Platform Notes
Darwin (macOS)
Some common issues when packaging software for darwin:
The darwin stdenv uses clang instead of gcc.
When referring to the compiler $CC or cc
will work in both cases. Some builds hardcode gcc/g++ in their
build scripts, that can usually be fixed with using something
like makeFlags = [ "CC=cc" ]; or by patching
the build scripts.
stdenv.mkDerivation {
name = "libfoo-1.2.3";
# ...
buildPhase = ''
$CC -o hello hello.c
'';
}
On darwin libraries are linked using absolute paths, libraries
are resolved by their install_name at link
time. Sometimes packages won't set this correctly causing the
library lookups to fail at runtime.
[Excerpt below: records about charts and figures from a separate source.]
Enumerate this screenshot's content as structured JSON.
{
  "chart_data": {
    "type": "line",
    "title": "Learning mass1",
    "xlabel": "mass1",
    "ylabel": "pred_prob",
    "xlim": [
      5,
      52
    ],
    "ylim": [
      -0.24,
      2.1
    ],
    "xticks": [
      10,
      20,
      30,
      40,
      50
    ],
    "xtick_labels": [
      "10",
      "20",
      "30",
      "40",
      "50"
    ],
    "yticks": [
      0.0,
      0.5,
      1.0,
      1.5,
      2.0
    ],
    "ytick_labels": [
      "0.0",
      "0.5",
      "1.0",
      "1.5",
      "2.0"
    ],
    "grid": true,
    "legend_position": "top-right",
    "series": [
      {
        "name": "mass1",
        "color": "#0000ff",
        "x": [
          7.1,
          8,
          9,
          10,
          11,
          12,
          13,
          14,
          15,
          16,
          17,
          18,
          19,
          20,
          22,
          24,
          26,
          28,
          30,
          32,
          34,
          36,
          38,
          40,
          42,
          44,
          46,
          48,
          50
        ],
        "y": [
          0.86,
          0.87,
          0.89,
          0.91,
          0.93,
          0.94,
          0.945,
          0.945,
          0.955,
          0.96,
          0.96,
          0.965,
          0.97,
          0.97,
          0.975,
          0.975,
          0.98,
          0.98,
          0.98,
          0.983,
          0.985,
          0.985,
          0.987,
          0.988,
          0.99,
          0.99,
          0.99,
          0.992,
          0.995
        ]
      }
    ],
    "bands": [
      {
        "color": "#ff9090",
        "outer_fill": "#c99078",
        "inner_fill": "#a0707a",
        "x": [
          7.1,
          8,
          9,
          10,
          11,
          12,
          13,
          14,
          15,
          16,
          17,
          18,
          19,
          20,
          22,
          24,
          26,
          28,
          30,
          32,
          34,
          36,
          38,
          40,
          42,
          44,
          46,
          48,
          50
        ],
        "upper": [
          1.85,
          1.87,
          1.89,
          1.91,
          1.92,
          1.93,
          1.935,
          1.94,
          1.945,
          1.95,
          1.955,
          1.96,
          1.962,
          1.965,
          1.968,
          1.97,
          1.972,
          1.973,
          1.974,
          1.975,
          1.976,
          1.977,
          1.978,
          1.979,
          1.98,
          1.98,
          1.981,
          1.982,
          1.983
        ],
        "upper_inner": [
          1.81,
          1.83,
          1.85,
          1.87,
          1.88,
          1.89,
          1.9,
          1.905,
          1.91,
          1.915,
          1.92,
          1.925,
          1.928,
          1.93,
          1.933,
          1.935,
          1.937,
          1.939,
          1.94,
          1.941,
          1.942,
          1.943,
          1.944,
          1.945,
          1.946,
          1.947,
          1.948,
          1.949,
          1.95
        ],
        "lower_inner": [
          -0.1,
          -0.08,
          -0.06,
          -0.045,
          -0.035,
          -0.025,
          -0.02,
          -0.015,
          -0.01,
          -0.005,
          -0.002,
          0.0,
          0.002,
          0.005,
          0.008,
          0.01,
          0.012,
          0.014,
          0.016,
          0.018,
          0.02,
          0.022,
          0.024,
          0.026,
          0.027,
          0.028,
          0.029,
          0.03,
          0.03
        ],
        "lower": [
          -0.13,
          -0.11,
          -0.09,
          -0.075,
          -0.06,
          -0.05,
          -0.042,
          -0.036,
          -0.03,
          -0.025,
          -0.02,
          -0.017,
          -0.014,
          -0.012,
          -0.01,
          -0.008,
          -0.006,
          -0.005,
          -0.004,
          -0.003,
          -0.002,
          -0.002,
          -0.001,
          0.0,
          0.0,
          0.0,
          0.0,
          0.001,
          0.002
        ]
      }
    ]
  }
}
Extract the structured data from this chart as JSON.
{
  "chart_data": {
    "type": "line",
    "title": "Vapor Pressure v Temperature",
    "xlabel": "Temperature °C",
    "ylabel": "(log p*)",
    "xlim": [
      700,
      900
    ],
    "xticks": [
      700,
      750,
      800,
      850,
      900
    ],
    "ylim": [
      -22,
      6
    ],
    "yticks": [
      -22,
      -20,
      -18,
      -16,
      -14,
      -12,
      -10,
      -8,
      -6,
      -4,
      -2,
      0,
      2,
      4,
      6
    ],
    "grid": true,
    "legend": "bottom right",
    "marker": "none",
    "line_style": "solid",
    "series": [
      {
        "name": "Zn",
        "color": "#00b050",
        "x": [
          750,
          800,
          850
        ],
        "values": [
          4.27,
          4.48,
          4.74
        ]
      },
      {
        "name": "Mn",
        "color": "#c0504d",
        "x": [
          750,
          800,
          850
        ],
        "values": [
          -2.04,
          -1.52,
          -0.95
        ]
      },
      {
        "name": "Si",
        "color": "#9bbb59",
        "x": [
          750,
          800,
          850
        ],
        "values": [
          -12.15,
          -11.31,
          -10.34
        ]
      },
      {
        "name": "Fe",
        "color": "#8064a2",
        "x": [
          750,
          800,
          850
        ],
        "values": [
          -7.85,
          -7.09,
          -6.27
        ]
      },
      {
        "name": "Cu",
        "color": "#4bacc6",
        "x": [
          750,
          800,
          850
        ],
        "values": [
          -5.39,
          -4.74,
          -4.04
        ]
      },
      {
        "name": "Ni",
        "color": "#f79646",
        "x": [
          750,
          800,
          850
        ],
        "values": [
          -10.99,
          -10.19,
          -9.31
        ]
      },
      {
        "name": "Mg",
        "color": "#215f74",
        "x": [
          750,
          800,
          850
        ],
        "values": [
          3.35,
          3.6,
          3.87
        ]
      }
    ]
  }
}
This can be fixed by adding
extra linker flags or by running install_name_tool -id
during the fixupPhase.
stdenv.mkDerivation {
name = "libfoo-1.2.3";
# ...
makeFlags = stdenv.lib.optional stdenv.isDarwin "LDFLAGS=-Wl,-install_name,$(out)/lib/libfoo.dylib";
}
Some packages assume xcode is available and use xcrun
to resolve build tools like clang, etc.
This causes errors like xcode-select: error: no developer tools were found at '/Applications/Xcode.app'
while the build doesn't actually depend on xcode.
stdenv.mkDerivation {
name = "libfoo-1.2.3";
# ...
prePatch = ''
substituteInPlace Makefile \
--replace '/usr/bin/xcrun clang' clang
'';
}
The package xcbuild can be used to build projects
that really depend on Xcode, however projects that build some kind of
graphical interface won't work without using Xcode in an impure way.